You did, he thought to himself, every day you did.
Reaching out, he waited until she offered her hand and his thumb moved over her scraped knuckles, avoiding the IV insertion point, and he kissed her fingers before laying them gently on her thigh. "You're right – I know you more than you know me right now and for a while, that might be best."
Clara frowned, watching him as he exhaled and she asked, "Wouldn't it be better if I knew more? I could ask you questions, I mean – like how did we meet? Where do we live? Are we…" she trailed and then finished, "Happy?"
The Doctor smiled, hearing the door creek open behind him and he knew Dave was standing there and he carefully considered his words, knowing there was little he could say at that point. She'd think him mad if he explained he met her after she'd died twice – once in the future and once in the past – and she'd definitely think him insane if he explained that they spread their time between her home on Earth and his Tardis across time and space. Watching the look of wonder that was now dancing in her eyes, an excitement at knowing she had a husband she yearned to learn about, the Doctor offered a wide smile and a laugh and then he narrowed his eyes at her.
"We were magnificent," he allowed, "We were an adventure that's ongoing and this, Clara, this is the next part of that adventure."
Pointing, Clara replied coyly, "You're avoiding my questions."
He smirked and stood and gave Dave a small nod of acknowledgement before turning back to Clara to raise a finger while lowering his brow to tease, "That's part of the adventure."
"I think I like you, Doctor," Clara allowed.
He watched the smile that glowed on her face and for a moment he forgot the man standing next to him as he continued to gaze upon her, seeing the way she continued to fiddle nervously with her hands in her lap while refusing to look away – some sort of staring game. He used to imagine she could read his mind when she held his eyes; she could reach into his thoughts and she could understand everything he couldn't, or wouldn't, say. Now he took a step towards her and he bowed his head slightly, listening to her light laugh knowing she'd won and when he raised his eyes again, looking up from under a flop of thick hair, he watched her wide smile dim to a knowing smirk.

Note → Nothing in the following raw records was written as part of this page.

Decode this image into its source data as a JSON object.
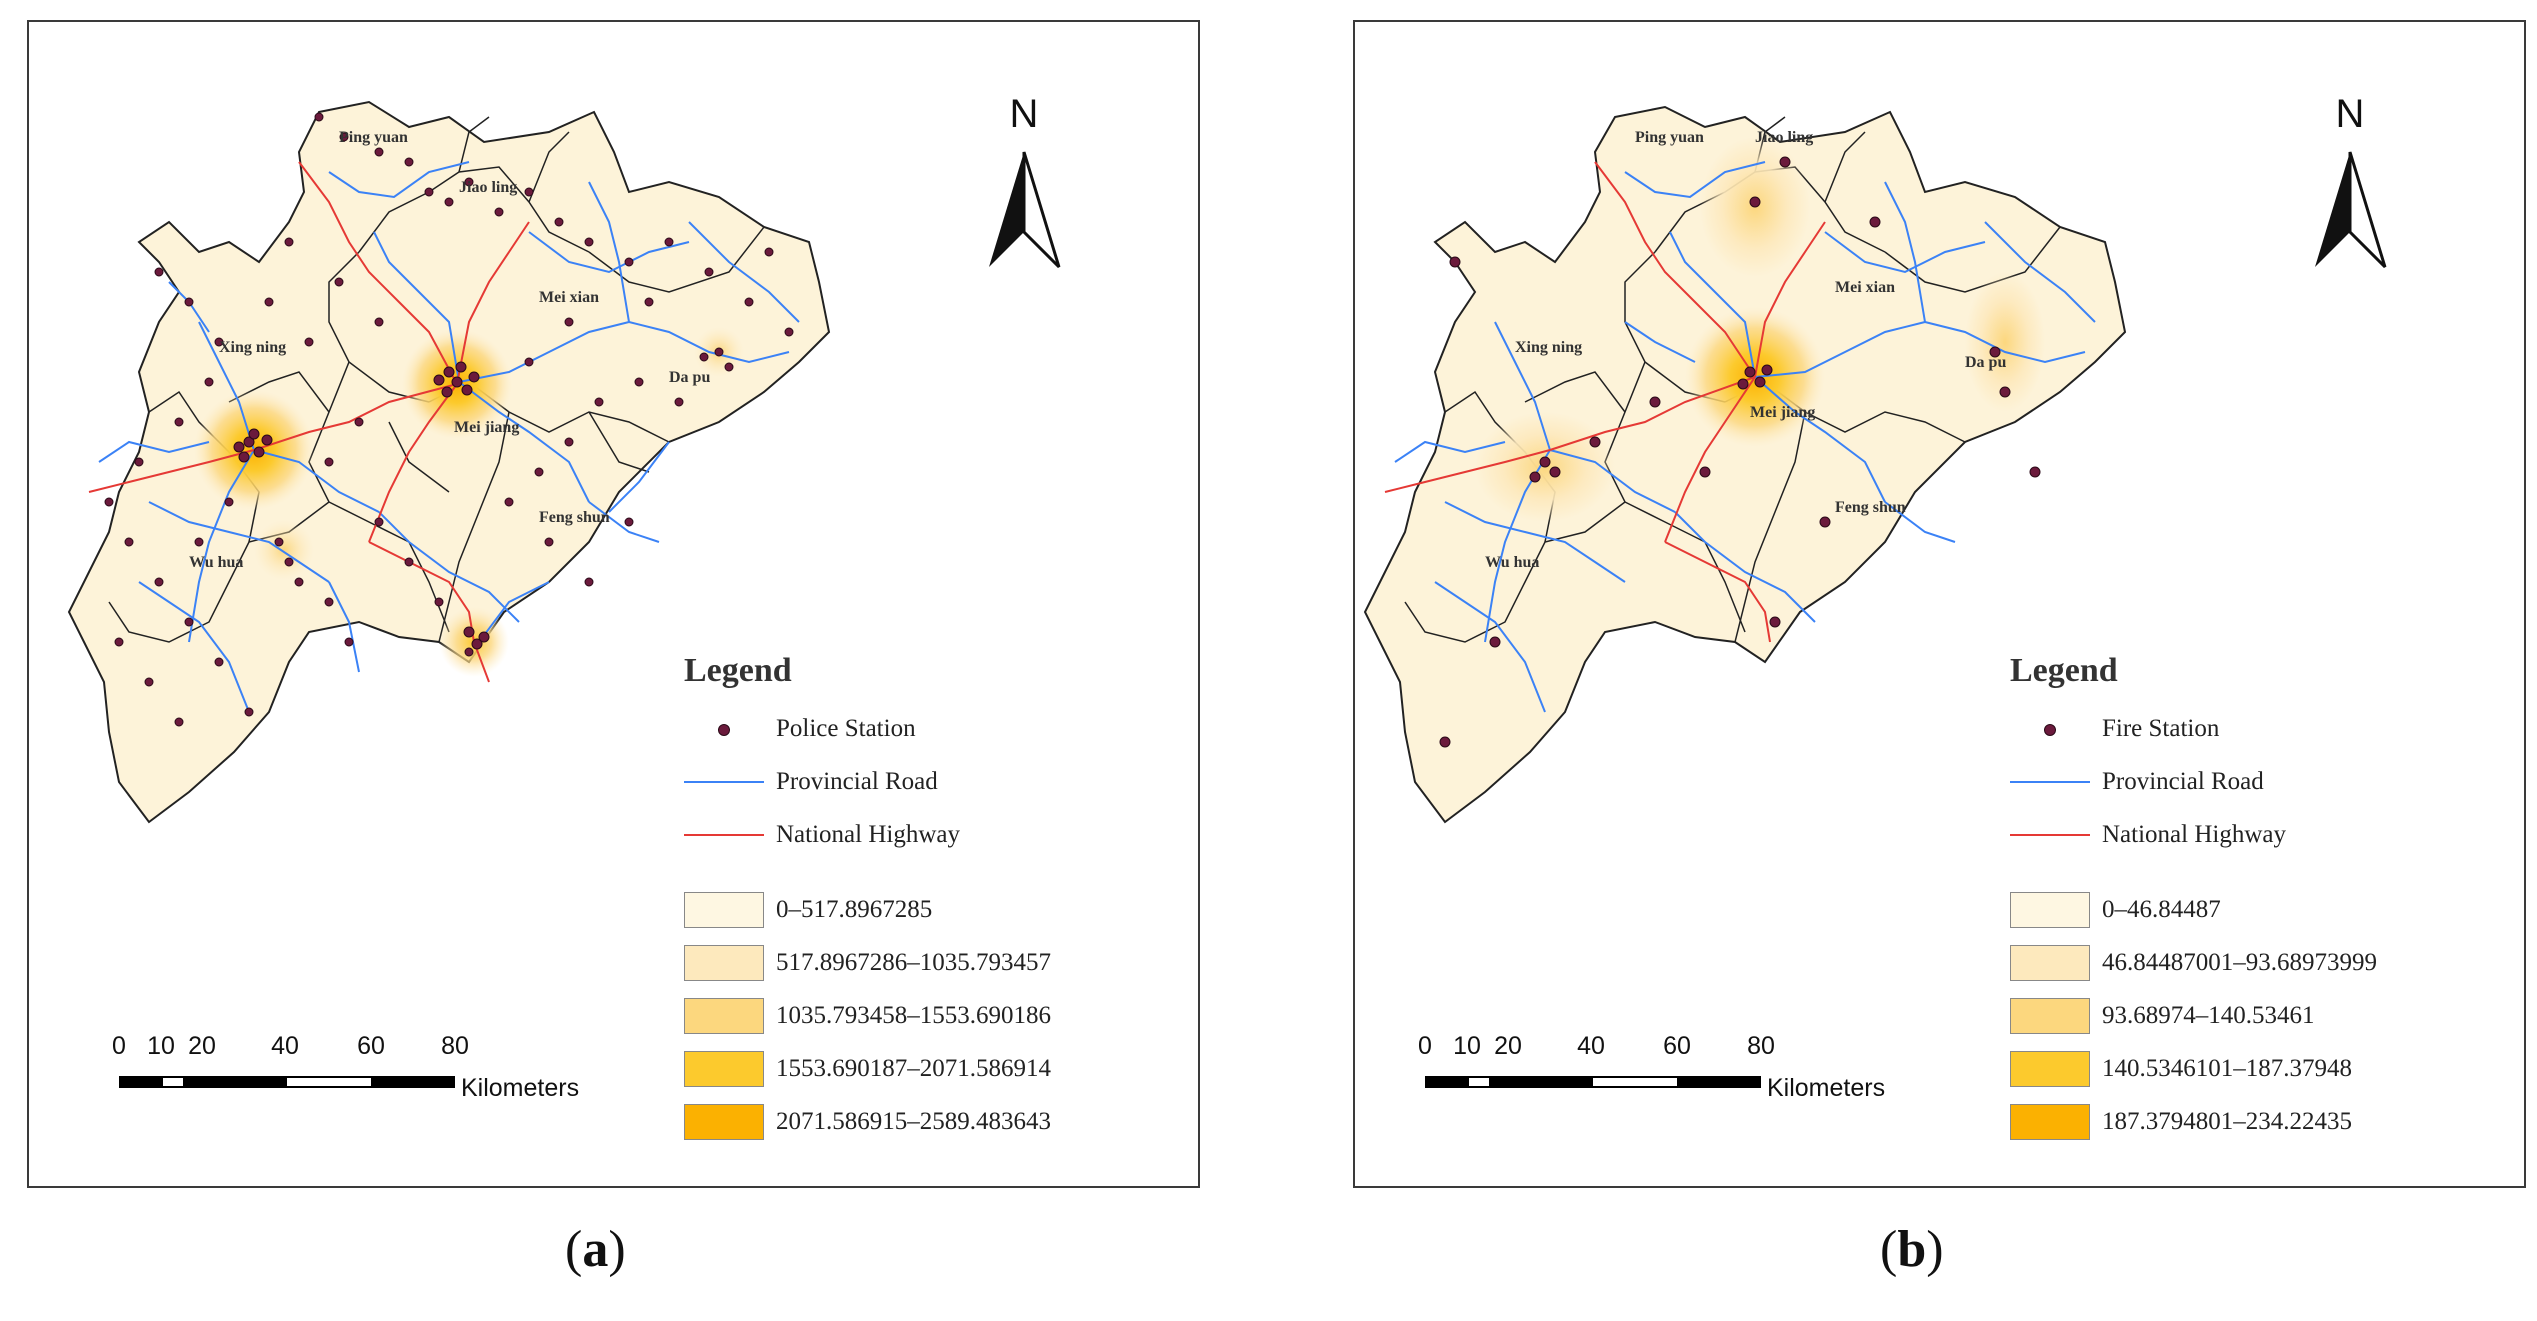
{
  "colors": {
    "map_fill": "#fdf3d9",
    "provincial_road": "#3b82f6",
    "national_highway": "#e53935",
    "station": "#6b1a3c",
    "boundary": "#222222"
  },
  "panels": [
    {
      "caption_letter": "a",
      "north_label": "N",
      "place_names": [
        "Ping yuan",
        "Jiao ling",
        "Mei xian",
        "Xing ning",
        "Da pu",
        "Mei jiang",
        "Feng shun",
        "Wu hua"
      ],
      "legend": {
        "title": "Legend",
        "station_label": "Police Station",
        "provincial_road_label": "Provincial Road",
        "national_highway_label": "National Highway",
        "classes": [
          {
            "label": "0–517.8967285",
            "color": "#fef7e2"
          },
          {
            "label": "517.8967286–1035.793457",
            "color": "#fde9bd"
          },
          {
            "label": "1035.793458–1553.690186",
            "color": "#fcd77e"
          },
          {
            "label": "1553.690187–2071.586914",
            "color": "#fcca2d"
          },
          {
            "label": "2071.586915–2589.483643",
            "color": "#fbb101"
          }
        ]
      },
      "scale": {
        "ticks": [
          "0",
          "10",
          "20",
          "40",
          "60",
          "80"
        ],
        "unit": "Kilometers"
      }
    },
    {
      "caption_letter": "b",
      "north_label": "N",
      "place_names": [
        "Ping yuan",
        "Jiao ling",
        "Mei xian",
        "Xing ning",
        "Da pu",
        "Mei jiang",
        "Feng shun",
        "Wu hua"
      ],
      "legend": {
        "title": "Legend",
        "station_label": "Fire Station",
        "provincial_road_label": "Provincial Road",
        "national_highway_label": "National Highway",
        "classes": [
          {
            "label": "0–46.84487",
            "color": "#fef7e2"
          },
          {
            "label": "46.84487001–93.68973999",
            "color": "#fde9bd"
          },
          {
            "label": "93.68974–140.53461",
            "color": "#fcd77e"
          },
          {
            "label": "140.5346101–187.37948",
            "color": "#fcca2d"
          },
          {
            "label": "187.3794801–234.22435",
            "color": "#fbb101"
          }
        ]
      },
      "scale": {
        "ticks": [
          "0",
          "10",
          "20",
          "40",
          "60",
          "80"
        ],
        "unit": "Kilometers"
      }
    }
  ]
}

"What am I thinking, Clara?" He began with a nod, "Right now, this instance."
He listened as Dave exhaled behind him and he knew why – there was a look in her eyes, despite the bandage on her head and her arm, and the pins in her leg they both knew had to be painful. It was a look the Doctor had seen a million times, but Dave hadn't. At least he hadn't seen it in his daughter's eyes; he'd seen it in his wife's, when she'd looked at him.
Clara tilted her head just as the Doctor came to a stop next to her bed, hands planting themselves on the metal railing just beside her shoulder to lean his chin into as he watched her look him over, resisting the temptation to bop her nose and kiss her forehead. Any other day and he would have, and any other day she might reach up to tug at his bow tie, or…
Lifting her bandaged arm with nary a flinch, she ran her stiff fingers through the hair over his eye, brushing it away and smiling when it fell back and Clara whispered, "You're thinking you may just like me too."